Figure 2: Spectrogram

Standalone Figure

This plot shows the energy in each frequency at a given time. From here, the dominant frequencies were drawn out by simply finding the frequency with the most energy (the most yellow on the plot) at a certain time, and plotted.

Figure 3: Dominant Frequency Plot

Standalone Figure

It would be simple to draw a line to separate out the high frequency from the low frequency data; however, that would neglect the temporal separation of the different sections of data. Thus, DBSCAN clustering was used to temporally and spectrally cluster the data.

Figure 4: Clustered Dominant Frequency Plot

Standalone Figure

Once the hyperparameters were tuned, the DBSCAN algorithm did an excellent job segmenting the data into different clusters. The identified clusters were then mapped onto the original data, and the final plot was created.
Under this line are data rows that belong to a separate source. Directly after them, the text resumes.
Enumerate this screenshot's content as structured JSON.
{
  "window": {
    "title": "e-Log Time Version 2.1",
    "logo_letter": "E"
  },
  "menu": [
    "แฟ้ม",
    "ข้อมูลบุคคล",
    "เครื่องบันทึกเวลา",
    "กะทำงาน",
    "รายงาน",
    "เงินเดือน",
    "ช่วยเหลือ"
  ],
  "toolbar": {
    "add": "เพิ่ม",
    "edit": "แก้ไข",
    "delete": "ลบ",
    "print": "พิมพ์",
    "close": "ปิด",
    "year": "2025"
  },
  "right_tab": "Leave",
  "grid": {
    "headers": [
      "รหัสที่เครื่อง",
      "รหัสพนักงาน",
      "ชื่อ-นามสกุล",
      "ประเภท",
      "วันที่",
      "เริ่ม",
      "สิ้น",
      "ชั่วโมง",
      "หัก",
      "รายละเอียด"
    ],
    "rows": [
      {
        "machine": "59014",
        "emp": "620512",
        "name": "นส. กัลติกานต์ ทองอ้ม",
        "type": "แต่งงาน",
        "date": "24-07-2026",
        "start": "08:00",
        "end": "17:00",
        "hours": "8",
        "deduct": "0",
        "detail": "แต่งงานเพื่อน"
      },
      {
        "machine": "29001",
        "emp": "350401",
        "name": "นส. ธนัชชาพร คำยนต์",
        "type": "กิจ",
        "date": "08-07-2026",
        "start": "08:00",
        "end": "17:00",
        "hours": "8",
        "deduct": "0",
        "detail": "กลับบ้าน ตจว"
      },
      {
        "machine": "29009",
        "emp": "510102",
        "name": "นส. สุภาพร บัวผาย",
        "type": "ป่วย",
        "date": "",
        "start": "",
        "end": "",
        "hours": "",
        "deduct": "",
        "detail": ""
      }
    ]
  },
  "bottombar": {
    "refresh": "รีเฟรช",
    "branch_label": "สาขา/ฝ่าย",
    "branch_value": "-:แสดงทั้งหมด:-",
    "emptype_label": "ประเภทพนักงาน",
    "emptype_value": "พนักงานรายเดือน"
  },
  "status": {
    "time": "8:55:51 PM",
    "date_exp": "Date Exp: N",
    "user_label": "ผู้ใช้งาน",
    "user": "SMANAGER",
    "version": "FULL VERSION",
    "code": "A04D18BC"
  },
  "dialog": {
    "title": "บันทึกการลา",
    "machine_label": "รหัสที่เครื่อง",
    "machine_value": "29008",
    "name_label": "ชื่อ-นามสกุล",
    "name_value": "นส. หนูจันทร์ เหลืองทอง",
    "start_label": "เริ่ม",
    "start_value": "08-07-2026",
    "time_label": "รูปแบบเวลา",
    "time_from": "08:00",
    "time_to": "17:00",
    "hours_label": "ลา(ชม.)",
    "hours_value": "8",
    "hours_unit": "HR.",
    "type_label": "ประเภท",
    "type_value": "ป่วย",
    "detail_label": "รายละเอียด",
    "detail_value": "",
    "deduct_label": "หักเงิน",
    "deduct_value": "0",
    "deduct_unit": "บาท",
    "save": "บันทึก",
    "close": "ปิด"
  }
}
Figure 5: Final Clustered Data

Standalone Figure

Note: Try moving the plot around, zooming in, and clicking on legend entries. If you like these plots, look into Plotly which allows you to save interactive plots as html files.

In conclusion, this project demonstrated the synergy between signal processing techniques like STFT, frequency analysis, and clustering algorithms like DBSCAN. By combining these methods, I successfully transformed and clustered periodic data, providing a comprehensive and insightful representation of the underlying patterns in the original time series.

Introduction

Context

I’m not going to go too in depth here regarding what testing GE was doing. However, the data was from a wear test rig where different samples of material were rubbed against each other and properties such as load and displacement were recorded. This data could be used to help describe material properties to let engineers predict the life of different gas turbine components. In this case, there were low-frequency, high-amplitude sections of the data interspersed between high-frequency, low-amplitude sections.

Personal History and Motivation

When I first wrote the script for GE 2 years ago, I had never heard of a spectrogram and had just learned about the Fourier transform and its uses. Funnily enough, when I was trying to use the Fourier transform to determine the frequency of the signal at a certain time, I had the idea to take a “rolling Fourier transform,” which is exactly what the spectrogram is. I “independently discovered” the spectrogram and made a crude interpretation of it in Python. After following some Dr. Brunton’s lecture series (in the resources) and I learned about the spectrogram, I decided to endeavor to rewrite my script for fun, implementing my newfound tools to improve it and then give the improved version to my friend over in the Wear Laboratory.

Interesting Concepts

Short-Time Fourier Transform

The Short-Time Fourier Transform is a signal processing technique used to analyze the frequency content of a signal over time. Unlike the traditional Fourier Transform, which provides information about the entire duration of a signal, STFT breaks the signal into short, overlapping time segments and performs a Fourier Transform on each segment. This allows for a more detailed examination of how the frequency components of a signal change over time, making STFT particularly useful in applications such as audio signal processing and time-frequency analysis.

Uncertainty Principle

The Uncertainty Principle is a fundamental concept in quantum mechanics, formulated by Werner Heisenberg. It states that certain pairs of physical properties (such as position and momentum) cannot both be precisely measured simultaneously. The more accurately one property is known, the less accurately the other can be known. This principle challenges the classical notion of absolute precision in measurements and introduces a fundamental limit to the predictability of particle behavior at the quantum level.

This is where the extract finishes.